Après avoir dit à chacun ce qu’il convenait de lui dire, fait le récit de mes infortunes passées et le tableau de ma félicité présente, je retournai avec un redoublememt de gratitude à la contemplation de ma divine protectrice. Je louai un logement dans l’enceinte de l’édifice sacré, et j’y établis provisoirement mes pénates. Je ne manquais à la célébration d’aucun des rites intimes ; je ne quittais pas la société des prêtres, et, toujours en adoration, je ne me séparais pas un seul moment de la grande divinité. Il ne m’arriva point de passer une seule nuit, ni de m’abandonner au repos, sans avoir une apparition et sans entendre la voix de la déesse. Sa volonté m’avait depuis longtemps destiné au service des autels, et ses commandements réitérés me prescrivaient de me présenter à l’initiation. Ma vocation n’était pas douteuse ; mais un scrupule m’arrêtait. J’avais sérieusement réfléchi aux exigences du saint ministère. Le vœu de chasteté n’est pas d’une observation facile. Quelle attention ne faut-il pas sur soi-même, au milieu des tentations dont la vie est entourée ! Voilà ce que je considérais, et, malgré ma ferveur, j’ajournais indéfiniment l’accomplissement de mon vœu.
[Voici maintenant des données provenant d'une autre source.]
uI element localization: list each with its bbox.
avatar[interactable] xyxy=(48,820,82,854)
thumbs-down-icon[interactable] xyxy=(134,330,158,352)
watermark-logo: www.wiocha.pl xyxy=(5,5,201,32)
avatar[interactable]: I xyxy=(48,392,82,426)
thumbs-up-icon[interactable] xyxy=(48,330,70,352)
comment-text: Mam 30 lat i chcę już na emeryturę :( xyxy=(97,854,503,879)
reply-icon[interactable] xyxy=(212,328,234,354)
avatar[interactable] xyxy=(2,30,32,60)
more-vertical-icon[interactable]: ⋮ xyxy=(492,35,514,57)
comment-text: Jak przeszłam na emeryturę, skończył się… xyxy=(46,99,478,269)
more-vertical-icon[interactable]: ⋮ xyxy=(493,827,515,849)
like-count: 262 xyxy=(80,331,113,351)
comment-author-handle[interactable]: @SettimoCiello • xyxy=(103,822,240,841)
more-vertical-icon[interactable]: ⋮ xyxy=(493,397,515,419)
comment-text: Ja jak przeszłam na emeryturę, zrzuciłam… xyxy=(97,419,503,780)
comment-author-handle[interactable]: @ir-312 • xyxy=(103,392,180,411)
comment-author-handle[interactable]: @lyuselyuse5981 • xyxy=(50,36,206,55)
Une nuit je crus voir le grand prêtre venir à moi, un pan de sa robe relevé et rempli. Comme je lui demandai ce qu’il portait là, il me répondit que c’était un envoi de Thessalie à mon adresse ; et, de plus, qu’un mien serviteur, nommé Candide, venait d’arriver. À mon réveil, je repassais le songe dans mon esprit, fort en peine d’en deviner le sens ; car j’étais bien sûr de n’avoir jamais eu personne du nom de Candide à mon service. En tout cas, je ne pouvais me promettre que profit d’un rêve où l’on m’apportait quelque chose. Je guettais donc avec impatience, et dans l’attente d’un bonheur ignoré, le moment où s’ouvriraient les portes du temple. Enfin, les blancs rideaux sont tirés de droite et de gauche ; la vénérable déesse se montre, et nous nous prosternons. Le grand prêtre va d’autel en autel accomplir les rites, et prononce les solennelles oraisons.